From 54a91194901ad72562d5cb5856ee8c302d93fb0e Mon Sep 17 00:00:00 2001
From: 游雁 <zhifu.gzf@alibaba-inc.com>
Date: 星期一, 27 十一月 2023 14:11:54 +0800
Subject: [PATCH] dataloader
---
funasr/datasets/data_sampler.py | 4 ++--
funasr/datasets/dataloader_fn.py | 2 +-
funasr/datasets/dataset_jsonl.py | 7 +++++++
3 files changed, 10 insertions(+), 3 deletions(-)
diff --git a/funasr/datasets/data_sampler.py b/funasr/datasets/data_sampler.py
index c8e7b0d..60c7c84 100644
--- a/funasr/datasets/data_sampler.py
+++ b/funasr/datasets/data_sampler.py
@@ -46,8 +46,8 @@
idx_map = self.shuffle_idx[idx]
# prompt = self.dataset.indexed_dataset[idx_map]["prompt"]
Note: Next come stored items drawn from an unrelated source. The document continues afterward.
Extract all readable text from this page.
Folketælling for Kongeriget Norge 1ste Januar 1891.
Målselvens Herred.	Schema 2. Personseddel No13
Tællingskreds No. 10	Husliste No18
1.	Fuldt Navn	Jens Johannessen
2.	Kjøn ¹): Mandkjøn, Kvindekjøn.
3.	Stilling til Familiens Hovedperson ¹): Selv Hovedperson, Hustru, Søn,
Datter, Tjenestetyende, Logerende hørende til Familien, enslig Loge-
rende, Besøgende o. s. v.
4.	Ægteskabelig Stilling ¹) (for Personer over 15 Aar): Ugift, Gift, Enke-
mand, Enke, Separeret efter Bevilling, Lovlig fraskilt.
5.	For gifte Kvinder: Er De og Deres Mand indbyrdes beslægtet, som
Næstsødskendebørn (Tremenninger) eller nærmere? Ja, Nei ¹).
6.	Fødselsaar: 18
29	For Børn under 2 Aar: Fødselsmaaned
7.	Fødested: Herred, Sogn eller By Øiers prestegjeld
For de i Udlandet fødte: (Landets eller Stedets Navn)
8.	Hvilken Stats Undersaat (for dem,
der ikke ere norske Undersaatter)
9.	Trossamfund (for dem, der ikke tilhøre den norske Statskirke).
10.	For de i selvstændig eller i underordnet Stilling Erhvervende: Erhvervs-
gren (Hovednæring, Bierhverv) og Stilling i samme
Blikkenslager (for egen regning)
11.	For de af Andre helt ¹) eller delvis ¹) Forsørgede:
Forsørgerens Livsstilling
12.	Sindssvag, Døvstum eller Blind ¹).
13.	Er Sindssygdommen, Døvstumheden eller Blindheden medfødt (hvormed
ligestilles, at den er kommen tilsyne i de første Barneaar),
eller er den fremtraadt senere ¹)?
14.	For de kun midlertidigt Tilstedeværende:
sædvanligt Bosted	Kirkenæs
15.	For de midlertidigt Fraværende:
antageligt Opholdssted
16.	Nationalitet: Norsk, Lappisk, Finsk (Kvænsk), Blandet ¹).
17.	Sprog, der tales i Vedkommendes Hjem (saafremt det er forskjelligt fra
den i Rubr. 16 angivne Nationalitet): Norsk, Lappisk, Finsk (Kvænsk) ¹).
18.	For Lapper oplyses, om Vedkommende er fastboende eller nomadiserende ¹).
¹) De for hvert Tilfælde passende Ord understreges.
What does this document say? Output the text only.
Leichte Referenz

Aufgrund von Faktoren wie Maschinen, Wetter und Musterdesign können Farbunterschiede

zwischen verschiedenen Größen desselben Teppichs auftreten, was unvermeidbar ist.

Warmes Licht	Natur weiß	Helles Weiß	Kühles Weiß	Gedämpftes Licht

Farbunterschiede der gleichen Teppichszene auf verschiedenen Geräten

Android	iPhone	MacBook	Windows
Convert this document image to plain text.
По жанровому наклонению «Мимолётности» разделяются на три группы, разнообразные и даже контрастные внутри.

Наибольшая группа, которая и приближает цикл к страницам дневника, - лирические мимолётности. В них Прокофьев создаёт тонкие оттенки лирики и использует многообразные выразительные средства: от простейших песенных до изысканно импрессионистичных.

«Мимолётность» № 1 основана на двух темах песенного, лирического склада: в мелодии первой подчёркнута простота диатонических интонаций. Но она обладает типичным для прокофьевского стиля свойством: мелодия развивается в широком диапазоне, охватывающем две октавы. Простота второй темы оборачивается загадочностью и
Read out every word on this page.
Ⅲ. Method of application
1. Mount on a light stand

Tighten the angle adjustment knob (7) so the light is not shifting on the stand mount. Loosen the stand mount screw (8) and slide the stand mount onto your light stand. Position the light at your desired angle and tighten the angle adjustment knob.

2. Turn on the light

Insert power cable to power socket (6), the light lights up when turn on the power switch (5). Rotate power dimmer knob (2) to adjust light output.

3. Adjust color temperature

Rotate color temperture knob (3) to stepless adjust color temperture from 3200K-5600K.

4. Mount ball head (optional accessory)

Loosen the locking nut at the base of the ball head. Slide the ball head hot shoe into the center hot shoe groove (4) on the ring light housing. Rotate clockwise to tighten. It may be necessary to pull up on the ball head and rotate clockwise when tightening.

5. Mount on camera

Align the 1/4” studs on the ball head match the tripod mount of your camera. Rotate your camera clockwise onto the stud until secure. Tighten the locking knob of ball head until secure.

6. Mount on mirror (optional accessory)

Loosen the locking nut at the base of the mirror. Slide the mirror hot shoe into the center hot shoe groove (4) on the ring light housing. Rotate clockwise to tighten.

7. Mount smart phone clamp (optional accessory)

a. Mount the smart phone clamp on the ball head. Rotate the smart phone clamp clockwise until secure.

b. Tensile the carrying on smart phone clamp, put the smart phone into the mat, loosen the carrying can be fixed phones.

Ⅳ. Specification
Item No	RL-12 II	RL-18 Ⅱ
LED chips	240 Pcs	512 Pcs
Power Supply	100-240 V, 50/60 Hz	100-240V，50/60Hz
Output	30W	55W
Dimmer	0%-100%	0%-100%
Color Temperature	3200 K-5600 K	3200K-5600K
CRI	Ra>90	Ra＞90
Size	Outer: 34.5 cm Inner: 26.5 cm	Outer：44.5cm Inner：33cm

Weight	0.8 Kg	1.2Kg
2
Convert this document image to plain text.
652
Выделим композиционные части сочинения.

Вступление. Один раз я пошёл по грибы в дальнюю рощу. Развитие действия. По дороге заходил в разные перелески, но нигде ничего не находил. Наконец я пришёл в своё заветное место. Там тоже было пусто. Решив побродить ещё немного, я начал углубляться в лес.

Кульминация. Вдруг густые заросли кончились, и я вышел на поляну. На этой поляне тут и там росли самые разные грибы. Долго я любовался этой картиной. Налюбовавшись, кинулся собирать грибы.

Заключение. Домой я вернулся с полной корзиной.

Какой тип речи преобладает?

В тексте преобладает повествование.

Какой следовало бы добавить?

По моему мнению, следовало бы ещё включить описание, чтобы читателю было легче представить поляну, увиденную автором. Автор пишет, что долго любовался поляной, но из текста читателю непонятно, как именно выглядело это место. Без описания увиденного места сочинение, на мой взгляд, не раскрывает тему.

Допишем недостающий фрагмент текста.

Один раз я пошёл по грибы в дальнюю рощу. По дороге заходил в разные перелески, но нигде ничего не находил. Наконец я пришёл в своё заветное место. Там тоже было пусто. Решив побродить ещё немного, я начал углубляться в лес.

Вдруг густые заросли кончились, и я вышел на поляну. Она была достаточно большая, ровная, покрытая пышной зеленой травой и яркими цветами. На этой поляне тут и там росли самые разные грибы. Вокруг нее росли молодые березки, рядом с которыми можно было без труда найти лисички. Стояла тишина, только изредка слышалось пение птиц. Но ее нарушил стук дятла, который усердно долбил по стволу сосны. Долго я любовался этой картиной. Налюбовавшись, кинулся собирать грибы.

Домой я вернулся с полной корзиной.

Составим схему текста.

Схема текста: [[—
- sample_len_cur = self.dataset.indexed_dataset[idx_map]["source_len"] + \
- self.dataset.indexed_dataset[idx_map]["target_len"]
+ sample_len_cur = self.dataset.indexed_dataset.get_source_len(self.dataset.indexed_dataset[idx_map]) + \
+ self.dataset.indexed_dataset.get_target_len(self.dataset.indexed_dataset[idx_map])
datalen_with_index.append([idx, sample_len_cur])
diff --git a/funasr/datasets/dataloader_fn.py b/funasr/datasets/dataloader_fn.py
index a43c947..13d35a5 100644
--- a/funasr/datasets/dataloader_fn.py
+++ b/funasr/datasets/dataloader_fn.py
@@ -47,7 +47,7 @@
collate_fn=dataset.collator,
batch_sampler=batch_sampler,
shuffle=False,
- num_workers=8,
+ num_workers=0,
pin_memory=True)
print(len(dataset))
diff --git a/funasr/datasets/dataset_jsonl.py b/funasr/datasets/dataset_jsonl.py
index 543b60e..3a548c8 100644
--- a/funasr/datasets/dataset_jsonl.py
+++ b/funasr/datasets/dataset_jsonl.py
@@ -78,6 +78,13 @@
def __getitem__(self, index):
return self.contents[index]
+
+ def get_source_len(self, data_dict):
+ return data_dict["source_len"]
+
+ def get_target_len(self, data_dict):
+
+ return data_dict["target_len"] if "target_len" in data_dict else 0
class AudioDataset(torch.utils.data.Dataset):
--
Gitblit v1.9.1